For subscribers of AT&T’s U-verse service, “The Martha Stewart Show” hangs in the balance.

AT&T and Hallmark have become the latest scufflers in an ongoing spat of carriage battles between cable/satellite service providers and cable and broadcast networks.

With negotiations stalled on a renewal to a carriage deal that expires Aug. 31, the battle went public Thursday.

After an AT&T statement chastised the cable channel for releasing details of the negotiations to the press, Hallmark president and CEO Bill Abbott fired off this statement late Thursday afternoon: 

“It is unfortunate that AT&T U-verse’s statement of the situation is inaccurate,” he wrote. “The are a multi-billion dollar organization bullying one of the nation’s last surviving independent cable networks by insisting on unreasonable rates that would seriously jeopardize our longevity. Hallmark Channel and Hallmark Movie Channel are two fo the few remaining family-friendly networks offered on television and represent less than 1 percent of AT&Ts’ total basic programming fees! Although we would have preferred to conduct the negotiations privately, we have been forced to comment since AT&T advised its customers weeks ago that Hallmark Channels may be dropped on August 31, 2010.
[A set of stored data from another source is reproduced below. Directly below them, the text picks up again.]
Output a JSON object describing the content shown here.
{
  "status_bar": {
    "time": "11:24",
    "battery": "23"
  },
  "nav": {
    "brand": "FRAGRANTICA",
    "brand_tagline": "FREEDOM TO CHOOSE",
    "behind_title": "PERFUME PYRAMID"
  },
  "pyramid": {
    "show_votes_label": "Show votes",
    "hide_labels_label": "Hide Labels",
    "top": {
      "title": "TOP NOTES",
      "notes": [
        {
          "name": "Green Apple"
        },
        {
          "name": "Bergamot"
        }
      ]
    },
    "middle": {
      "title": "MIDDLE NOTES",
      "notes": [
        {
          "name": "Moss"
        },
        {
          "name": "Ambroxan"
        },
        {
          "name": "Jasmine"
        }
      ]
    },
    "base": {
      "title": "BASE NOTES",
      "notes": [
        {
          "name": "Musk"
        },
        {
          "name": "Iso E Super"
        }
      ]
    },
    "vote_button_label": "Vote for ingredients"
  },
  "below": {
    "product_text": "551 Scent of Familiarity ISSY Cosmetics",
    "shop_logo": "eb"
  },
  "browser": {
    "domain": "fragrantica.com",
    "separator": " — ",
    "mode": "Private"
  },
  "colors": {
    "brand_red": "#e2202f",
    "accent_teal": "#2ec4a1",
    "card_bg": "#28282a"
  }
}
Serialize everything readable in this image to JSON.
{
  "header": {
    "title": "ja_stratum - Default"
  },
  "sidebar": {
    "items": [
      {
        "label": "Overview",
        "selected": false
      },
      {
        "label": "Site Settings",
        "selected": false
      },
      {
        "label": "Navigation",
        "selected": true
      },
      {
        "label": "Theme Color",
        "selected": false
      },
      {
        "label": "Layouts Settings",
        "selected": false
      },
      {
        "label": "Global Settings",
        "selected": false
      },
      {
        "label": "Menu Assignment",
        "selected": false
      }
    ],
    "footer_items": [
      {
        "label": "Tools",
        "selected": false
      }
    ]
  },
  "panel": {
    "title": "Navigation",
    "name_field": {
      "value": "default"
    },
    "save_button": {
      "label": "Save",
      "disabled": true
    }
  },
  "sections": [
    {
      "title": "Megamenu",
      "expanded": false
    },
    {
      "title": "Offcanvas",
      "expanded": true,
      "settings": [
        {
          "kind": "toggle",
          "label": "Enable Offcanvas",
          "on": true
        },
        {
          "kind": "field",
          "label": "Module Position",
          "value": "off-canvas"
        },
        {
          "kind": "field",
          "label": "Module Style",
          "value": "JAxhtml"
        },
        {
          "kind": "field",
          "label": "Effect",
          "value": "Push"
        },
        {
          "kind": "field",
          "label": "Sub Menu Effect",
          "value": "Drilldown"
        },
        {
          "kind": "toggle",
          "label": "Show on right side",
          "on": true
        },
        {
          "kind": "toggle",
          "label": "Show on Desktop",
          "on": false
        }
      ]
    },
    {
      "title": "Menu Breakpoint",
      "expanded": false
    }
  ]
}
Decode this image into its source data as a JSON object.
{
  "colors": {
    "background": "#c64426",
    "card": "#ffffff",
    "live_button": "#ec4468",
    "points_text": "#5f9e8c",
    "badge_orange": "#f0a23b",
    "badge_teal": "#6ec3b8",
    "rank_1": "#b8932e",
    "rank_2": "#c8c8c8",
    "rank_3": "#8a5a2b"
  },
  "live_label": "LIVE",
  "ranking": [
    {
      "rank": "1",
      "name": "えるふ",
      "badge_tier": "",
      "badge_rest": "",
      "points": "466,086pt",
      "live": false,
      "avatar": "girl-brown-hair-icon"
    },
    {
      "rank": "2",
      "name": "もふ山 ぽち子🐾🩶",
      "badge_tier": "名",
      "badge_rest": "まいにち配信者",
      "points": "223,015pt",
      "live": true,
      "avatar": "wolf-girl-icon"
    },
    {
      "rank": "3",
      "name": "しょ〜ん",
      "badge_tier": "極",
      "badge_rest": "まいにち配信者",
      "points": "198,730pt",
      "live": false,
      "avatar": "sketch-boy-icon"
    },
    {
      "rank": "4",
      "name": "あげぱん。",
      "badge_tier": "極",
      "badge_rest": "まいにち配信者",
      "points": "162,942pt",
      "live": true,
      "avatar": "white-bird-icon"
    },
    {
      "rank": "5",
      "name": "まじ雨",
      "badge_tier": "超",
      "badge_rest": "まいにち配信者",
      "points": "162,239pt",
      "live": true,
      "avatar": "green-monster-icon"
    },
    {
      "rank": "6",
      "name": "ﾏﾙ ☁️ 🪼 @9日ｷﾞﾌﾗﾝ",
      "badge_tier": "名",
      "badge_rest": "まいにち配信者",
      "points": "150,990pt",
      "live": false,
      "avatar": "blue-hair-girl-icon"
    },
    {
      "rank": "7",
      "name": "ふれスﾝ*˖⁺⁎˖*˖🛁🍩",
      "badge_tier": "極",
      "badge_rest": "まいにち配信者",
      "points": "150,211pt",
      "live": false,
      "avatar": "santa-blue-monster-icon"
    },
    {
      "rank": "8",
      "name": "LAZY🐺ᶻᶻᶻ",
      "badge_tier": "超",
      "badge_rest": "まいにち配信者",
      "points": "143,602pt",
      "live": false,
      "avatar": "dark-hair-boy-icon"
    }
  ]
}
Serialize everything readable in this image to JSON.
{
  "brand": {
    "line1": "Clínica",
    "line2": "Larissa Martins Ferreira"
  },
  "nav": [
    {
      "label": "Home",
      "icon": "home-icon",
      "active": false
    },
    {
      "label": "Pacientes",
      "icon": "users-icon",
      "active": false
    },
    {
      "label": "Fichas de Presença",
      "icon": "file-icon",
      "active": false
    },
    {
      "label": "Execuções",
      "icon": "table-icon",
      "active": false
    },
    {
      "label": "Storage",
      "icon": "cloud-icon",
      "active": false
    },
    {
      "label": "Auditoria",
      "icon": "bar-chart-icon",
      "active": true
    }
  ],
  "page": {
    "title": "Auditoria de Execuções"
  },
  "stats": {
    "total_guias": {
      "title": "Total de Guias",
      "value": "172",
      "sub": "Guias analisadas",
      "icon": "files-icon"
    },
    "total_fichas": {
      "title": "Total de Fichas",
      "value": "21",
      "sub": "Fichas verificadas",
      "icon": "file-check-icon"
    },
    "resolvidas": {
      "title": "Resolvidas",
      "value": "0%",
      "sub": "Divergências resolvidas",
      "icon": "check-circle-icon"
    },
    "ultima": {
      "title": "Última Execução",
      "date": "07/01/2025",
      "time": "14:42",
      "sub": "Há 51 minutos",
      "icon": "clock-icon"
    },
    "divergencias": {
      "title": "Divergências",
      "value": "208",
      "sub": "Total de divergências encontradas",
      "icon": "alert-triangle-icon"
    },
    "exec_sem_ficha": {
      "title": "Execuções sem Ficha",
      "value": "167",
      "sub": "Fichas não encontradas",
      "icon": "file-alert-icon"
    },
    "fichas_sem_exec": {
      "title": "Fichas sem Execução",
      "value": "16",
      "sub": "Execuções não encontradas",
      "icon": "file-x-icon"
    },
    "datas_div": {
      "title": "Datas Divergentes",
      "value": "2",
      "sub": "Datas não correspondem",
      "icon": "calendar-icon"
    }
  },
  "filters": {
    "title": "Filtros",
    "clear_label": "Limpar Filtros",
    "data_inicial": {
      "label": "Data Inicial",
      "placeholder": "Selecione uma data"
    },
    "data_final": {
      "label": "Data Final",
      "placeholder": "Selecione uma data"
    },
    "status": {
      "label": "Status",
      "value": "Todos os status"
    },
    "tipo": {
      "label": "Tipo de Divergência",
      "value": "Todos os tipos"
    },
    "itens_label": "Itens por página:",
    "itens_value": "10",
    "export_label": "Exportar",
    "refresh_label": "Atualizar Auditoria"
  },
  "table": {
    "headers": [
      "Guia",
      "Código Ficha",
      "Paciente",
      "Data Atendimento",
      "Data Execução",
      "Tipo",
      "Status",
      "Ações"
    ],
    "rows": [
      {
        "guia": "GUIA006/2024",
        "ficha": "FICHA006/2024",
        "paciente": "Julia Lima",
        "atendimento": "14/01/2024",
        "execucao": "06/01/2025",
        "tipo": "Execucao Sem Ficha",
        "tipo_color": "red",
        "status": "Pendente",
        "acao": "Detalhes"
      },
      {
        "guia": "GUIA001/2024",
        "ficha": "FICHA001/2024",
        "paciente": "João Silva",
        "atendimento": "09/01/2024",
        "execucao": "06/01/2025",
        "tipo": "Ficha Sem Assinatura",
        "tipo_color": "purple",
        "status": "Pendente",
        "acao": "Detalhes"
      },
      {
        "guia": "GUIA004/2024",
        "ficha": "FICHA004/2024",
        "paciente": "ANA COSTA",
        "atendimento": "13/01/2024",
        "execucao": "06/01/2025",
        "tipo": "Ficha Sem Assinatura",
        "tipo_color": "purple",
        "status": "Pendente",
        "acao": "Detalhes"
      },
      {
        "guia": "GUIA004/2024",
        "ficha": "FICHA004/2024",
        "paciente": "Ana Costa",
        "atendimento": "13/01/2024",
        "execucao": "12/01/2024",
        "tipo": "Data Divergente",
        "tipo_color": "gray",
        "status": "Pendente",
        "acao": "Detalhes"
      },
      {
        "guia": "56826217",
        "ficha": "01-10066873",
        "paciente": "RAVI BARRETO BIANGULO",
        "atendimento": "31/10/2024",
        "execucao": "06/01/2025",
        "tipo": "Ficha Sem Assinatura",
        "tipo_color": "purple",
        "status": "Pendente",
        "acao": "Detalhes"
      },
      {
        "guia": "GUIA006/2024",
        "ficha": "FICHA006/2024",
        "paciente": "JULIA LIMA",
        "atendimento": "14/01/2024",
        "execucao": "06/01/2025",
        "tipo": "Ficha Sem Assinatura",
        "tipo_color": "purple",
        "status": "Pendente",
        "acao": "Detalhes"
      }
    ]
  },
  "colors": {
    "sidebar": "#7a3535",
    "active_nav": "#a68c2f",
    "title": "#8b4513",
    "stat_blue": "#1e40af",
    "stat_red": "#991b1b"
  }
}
Earlier Thursday, AT&T released the following:

“We are making every effort to reach a fair agreement and continue providing these channels to our customers. Frankly, we're surprised that Hallmark has decided to take its negotiations public, instead of working with us in good faith, especially since we've made numerous offers to Hallmark. We’re disappointed that Hallmark is acting in a way that may punish viewers and is trying to charge AT&T more than what similarly-sized and smaller TV competitors pay for these channels. We want to continue to carry the channels under terms similar to our current agreement.”